Pada 10gram tepung kunci didapatkan 2,04gram gluten basah, sedangkan pada
tepung maizena dan tepung beras tidak didapatkan gluten sama sekali. Gluten basah
yang didapatkan kemudian dikeringkan menggunakan oven 100℃, dan didapatkan
hasil gluten kering tepung cakra sebesar 1,83gram dan gluten kering tepung kunci
sebesar 0,9997gram.

Perbedaan hasil gluten yang didapatkan dari hasil ekstraksi gluten pada masing-
masing tepung disebabkan oleh komponen penyusun masing- masing tepung. Tepung
cakra termasuk dalam tepung tinggi protein, semakin tinggi kandungan protein maka
semakin banyak kandungan glutenin dan gliadin yang dapat membentuk gluten
sehingga gluten yang dihasilkan dari ekstraksi gluten tepung cakra paling banyak
diantara tepung lainnya, sedangkan tepung kunci termasuk dalam jenis soft flour atau
tepung rendah protein, sehingga dengan kandungan protein yang lebih sedikit
daripada tepung cakra maka gluten yang dihasilkan oleh tepung kunci lebih sedikit
dibandingkan dengan tepung cakra (Rusandi, 2011).

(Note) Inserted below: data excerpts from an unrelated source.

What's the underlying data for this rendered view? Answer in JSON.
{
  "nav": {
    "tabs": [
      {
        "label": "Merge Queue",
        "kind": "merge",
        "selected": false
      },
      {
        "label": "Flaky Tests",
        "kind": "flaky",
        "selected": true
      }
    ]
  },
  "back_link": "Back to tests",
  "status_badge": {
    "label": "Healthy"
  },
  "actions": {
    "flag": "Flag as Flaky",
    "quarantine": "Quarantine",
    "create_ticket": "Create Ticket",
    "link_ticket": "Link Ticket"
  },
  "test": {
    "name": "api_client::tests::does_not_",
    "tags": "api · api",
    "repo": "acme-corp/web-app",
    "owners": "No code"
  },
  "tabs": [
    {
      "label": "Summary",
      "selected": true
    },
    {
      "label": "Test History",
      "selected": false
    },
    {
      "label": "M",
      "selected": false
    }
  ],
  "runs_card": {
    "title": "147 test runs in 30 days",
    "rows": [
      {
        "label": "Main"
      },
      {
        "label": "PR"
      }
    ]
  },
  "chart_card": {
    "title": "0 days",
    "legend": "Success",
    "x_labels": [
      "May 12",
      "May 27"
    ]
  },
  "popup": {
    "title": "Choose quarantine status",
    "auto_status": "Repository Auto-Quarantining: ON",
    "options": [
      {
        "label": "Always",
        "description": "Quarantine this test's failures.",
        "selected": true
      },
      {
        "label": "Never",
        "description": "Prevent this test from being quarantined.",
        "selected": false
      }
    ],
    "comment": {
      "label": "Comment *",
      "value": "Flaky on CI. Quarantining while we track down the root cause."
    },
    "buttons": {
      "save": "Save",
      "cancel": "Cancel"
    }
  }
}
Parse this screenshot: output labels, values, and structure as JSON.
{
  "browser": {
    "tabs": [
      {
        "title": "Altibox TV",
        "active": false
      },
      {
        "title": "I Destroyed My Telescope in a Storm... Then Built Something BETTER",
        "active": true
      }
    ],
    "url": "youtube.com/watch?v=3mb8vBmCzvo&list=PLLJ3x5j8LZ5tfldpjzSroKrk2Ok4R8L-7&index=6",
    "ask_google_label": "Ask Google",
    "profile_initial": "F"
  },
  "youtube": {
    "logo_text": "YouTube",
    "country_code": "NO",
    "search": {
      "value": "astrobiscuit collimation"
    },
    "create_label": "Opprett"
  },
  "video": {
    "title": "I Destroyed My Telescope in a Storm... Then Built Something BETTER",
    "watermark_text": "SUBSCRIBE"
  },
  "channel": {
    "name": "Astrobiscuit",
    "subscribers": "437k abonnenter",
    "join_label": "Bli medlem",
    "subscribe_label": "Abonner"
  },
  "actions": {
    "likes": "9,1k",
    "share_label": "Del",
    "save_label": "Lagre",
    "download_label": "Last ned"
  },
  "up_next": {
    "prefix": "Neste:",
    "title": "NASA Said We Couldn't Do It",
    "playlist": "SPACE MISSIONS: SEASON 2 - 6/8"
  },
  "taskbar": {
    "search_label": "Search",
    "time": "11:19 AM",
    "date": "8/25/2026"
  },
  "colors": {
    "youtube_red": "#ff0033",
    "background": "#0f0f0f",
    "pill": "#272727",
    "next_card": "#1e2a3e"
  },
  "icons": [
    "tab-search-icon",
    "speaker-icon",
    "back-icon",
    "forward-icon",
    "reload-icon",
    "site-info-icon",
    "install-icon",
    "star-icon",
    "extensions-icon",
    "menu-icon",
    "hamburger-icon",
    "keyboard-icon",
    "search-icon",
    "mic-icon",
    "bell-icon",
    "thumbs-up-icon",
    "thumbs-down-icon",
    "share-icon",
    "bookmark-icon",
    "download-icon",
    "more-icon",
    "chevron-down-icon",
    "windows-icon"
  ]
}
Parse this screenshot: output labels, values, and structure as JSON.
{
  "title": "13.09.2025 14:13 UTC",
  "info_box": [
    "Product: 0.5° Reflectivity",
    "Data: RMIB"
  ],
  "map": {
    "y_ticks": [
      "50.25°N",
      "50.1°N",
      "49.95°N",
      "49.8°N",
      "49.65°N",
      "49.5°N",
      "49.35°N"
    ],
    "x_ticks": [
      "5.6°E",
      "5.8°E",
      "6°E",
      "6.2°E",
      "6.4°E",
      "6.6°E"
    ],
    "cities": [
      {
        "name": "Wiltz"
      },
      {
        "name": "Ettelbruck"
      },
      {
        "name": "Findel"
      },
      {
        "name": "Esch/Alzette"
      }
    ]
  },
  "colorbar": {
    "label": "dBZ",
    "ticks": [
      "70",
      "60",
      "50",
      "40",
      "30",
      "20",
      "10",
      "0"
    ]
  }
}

Pada tepung maizena dan tepung
beras tidak didapatkan gluten dikarenakan tepung beras dan jagung tidak
mengandung glutenin yang merupakan salah satu komponen pembentuk gluten
(Muthoharoh dan Sutrisno, 2017) sehingga gluten tidak dapat terbentuk.

Gluten basah yang dihasilkan memiliki tekstur elastis yang disebabkan oleh
struktur protein glutenin. Setelah pengeringan gluten didapatkan tekstur gluten kering
tidak elastis lagi seperti gluten basah namun memiliki tekstur kering dan membentuk
kerangka (lapisan tipis dan kering) yang disebabkan oleh adanya protein gliadin yang
membentuk tekstur tersebut akibat pengeringan (Fitasari, 2009).

Daftar Pustaka

Adiluhung, W.D. 2017. Pengaruh Konsentrasi Glukomanan dan Waktu Proofing


Terhadap Karakteristik Tekstur dan Organoleptik Roti Tawar Beras (Oryza
sativa) Bebas Gluten, Skripsi S-1, Universitas Brawijaya, Malang.

Aini, Nur, Wijonarko, G., Sustriawan, B. 2016. Sifat Fisik, Kimia, dan Fungsional
Tepung Jagung yang Diproses Melalui Fermentasi, Jurnal Agritech Vol. 36
No.2: 160- 169.

Chanvrier, H., Valley, G.D., dan Lourdin, D. 2006. Mechanical Behaviour of Corn
Flour and Starch–zein Based Materials in The Glassy State: A Matrix–Particle
Interpretation, Carbohydrate Polymers 65(3): 346-356.

Fitasari, Eka. 2009. Pengaruh Tingkat Penambahan Tepung Terigu Terhadap Kadar
Air, Kadar Lemak, Kadar Protein, Mikrostruktur, dan Mutu Organoleptik Keju
Gouda Olahan, Jurnal Ilmu dan Teknologi Hasil Ternak Volume 4 No. 2: 17-
29.
Muthoharoh, D. F., dan Sutrisno, A. 2017. Pembuatan Roti Tawar Bebas Gluten
Berbahan Baku Tepung Garut, Tepung Beras, dan Maizena (Konsentrasi
Glukomanan dan Waktu Proofing), Jurnal Pangan dan Agroindustri vol. 5 No.
2: 34- 44.

Rusandi, Deddy. 2011. Produksi Mie. Tiga Serangkai: Solo.